There have been a lot of questions about how best to setup monitoring of Istio with Prometheus, especially with the transition to v2 telemetry. This came up most recently in the Istio Community meeting.
In drafting the doc, I leaned heavily on the experience of v2 early adopters within the community, particularly @Stono.
I’m hoping that the other Prometheus experts in the community can now take a look and provide corrections, improvements, and any additional tips as appropriate.
And, if you want other related guides or have valuable information to share of a similar nature, please let me and I’m happy to work on adding that information as well.
Thanks in advance for your consideration and help,
Doug.
I think there’s an important difference between them and I wonder if the other one isn’t more “correct”, regarding the ordering of operations: rate computing being done before summing. It relates to this rule of Prometheus: https://www.robustperception.io/rate-then-sum-never-sum-then-rate . I guess we could see bad effects of this when, for instance, a single pod that exposes metrics is restarted: data would be summed, then rated, which would generate invalid rates and spikes, because a counter would suddenly be reseted.
Of course, doing sum then rate simplifies a lot of things, as all grafana dashboards and Kiali would continue to run fine, but it’s at the price of having this “bug” at counter reset.
But I’d also like to have some advice from Prometheus experts I hope I’m wrong
@jotak thanks for your insightful response. I struggled a bit in trying to decide how to provide useful aggregation that was still generic enough to cover most use cases – and think this is the source of the difference you note. I think the approach of optimizing for the queries you want to run (docs) is the best – and solves the rate then sum issue, as you can control it at recording time.
In the guide it says to change the default Prometheus configuration to add some aggregation rules, but currently there’s no way of configuring the “default” Prometheus installation that comes when you install istio with istioctl. See prometheus configuration.
Wouldn’t scraping from the default Prometheus means having to configure mTLS between both Prometheus (if not set to permissive)? Adding how to configure federation to use mTLS would be great in that case.
@jotak do you think it would be helpful to rate and sum for something like 5m first in the guide to avoid the issue you are highlighting here? This would require updating the dashboards, etc., too. But maybe that’s worth it? I wasn’t sure what the right thing was to do along these lines.
@ypal configuring the packaged configuration does take manual work, but it is possible. you have to edit the config map that the default install includes.

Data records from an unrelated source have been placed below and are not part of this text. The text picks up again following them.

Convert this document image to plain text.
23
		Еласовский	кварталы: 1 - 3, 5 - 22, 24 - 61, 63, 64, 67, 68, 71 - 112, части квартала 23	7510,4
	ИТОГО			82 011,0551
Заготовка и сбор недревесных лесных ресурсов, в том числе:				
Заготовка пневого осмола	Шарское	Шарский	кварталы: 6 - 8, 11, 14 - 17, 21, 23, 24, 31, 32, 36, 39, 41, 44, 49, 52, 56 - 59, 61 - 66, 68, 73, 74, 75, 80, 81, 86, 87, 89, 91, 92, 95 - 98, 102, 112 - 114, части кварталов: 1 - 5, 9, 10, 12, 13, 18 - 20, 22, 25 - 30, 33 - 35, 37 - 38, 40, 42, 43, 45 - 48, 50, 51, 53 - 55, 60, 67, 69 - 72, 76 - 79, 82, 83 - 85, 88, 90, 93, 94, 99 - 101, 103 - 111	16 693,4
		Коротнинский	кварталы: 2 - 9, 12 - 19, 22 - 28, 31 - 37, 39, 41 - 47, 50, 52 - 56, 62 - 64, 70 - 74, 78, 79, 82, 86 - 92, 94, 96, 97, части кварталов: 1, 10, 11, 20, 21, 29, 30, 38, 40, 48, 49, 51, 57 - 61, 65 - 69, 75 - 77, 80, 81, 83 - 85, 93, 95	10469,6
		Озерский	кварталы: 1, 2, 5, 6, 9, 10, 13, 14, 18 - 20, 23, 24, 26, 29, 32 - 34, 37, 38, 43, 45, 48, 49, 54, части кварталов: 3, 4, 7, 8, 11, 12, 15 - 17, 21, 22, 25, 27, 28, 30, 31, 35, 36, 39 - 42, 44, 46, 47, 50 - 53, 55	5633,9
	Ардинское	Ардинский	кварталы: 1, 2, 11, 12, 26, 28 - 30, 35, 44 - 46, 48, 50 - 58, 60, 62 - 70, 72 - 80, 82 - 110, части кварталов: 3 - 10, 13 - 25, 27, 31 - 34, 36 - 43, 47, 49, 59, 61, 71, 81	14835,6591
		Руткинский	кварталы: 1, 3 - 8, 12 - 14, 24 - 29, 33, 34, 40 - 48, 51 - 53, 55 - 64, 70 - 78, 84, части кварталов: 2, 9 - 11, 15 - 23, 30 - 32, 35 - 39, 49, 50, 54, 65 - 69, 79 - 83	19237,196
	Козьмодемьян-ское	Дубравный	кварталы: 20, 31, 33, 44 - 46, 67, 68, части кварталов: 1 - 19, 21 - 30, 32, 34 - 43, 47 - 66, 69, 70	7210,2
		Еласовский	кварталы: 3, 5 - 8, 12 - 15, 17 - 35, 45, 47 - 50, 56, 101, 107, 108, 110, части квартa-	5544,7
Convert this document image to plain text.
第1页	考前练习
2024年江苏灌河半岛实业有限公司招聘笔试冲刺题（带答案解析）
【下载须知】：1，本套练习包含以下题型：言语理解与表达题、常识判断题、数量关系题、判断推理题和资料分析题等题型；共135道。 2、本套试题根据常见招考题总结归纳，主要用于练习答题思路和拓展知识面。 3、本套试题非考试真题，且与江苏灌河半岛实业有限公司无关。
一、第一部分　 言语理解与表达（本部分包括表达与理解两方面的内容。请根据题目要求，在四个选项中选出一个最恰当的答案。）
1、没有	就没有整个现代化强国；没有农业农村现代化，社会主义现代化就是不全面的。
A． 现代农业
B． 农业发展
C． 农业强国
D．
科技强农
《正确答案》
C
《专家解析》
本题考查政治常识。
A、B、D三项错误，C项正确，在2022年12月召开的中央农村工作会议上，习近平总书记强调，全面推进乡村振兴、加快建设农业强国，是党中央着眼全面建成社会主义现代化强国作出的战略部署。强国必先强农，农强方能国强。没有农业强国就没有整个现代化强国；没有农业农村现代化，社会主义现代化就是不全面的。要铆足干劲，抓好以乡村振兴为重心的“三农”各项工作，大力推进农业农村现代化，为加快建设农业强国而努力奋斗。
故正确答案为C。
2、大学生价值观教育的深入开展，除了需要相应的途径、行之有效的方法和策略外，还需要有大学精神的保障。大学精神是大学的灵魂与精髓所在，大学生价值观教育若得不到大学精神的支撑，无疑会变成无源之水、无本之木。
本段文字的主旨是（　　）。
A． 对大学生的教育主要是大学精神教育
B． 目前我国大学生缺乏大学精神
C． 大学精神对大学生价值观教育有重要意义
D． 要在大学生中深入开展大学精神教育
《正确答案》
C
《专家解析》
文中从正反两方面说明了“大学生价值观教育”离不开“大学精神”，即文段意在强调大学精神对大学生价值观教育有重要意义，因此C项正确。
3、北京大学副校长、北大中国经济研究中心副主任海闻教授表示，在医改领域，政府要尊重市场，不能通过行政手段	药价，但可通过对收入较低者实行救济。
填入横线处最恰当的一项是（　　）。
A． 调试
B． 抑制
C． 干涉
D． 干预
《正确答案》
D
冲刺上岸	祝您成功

we are currently thinking about including the recording rules already. but we need to make sure we get it right for the general case before we include it.
i’ll see about mTLS protection for prometheus. we’ve not been injecting sidecars into prometheus to date (other than to provide certs for communication with protected pods). we’d need get special config for proemtheus.
I didn’t think of manually editing the prometheus config because it will get overwritten the next time I update the manifest using Istioctl. It would be great to have this metrics aggregated by default (or maybe behind a configuration option)
The problem is that doing rate before sum leaves much less flexibility at query time, for instance we couldn’t adjust the rate interval at query time. I don’t see any perfect solution, in any case the user will have to deal with a trade-off. Also, Kiali is not ready today to work with pre-aggregated metrics, so it would be broken.
In my opinion, it is fine to present these two scenarios to the users: the one with preserved metric names but with a sum-then-rate issue , and the one with modified metrics which would break consumers / kiali. And so the users are aware of the trade-off that the choice implies.
Also it’s worth noting that with previous telemetry with Mixer, I believe there already was that “sum-then-rate” issue. I don’t know the implementation details in Mixer but I remember to have seen this same kind of spikes sometimes when pods restart ; if that’s true, it wouldn’t be a regression in that regard.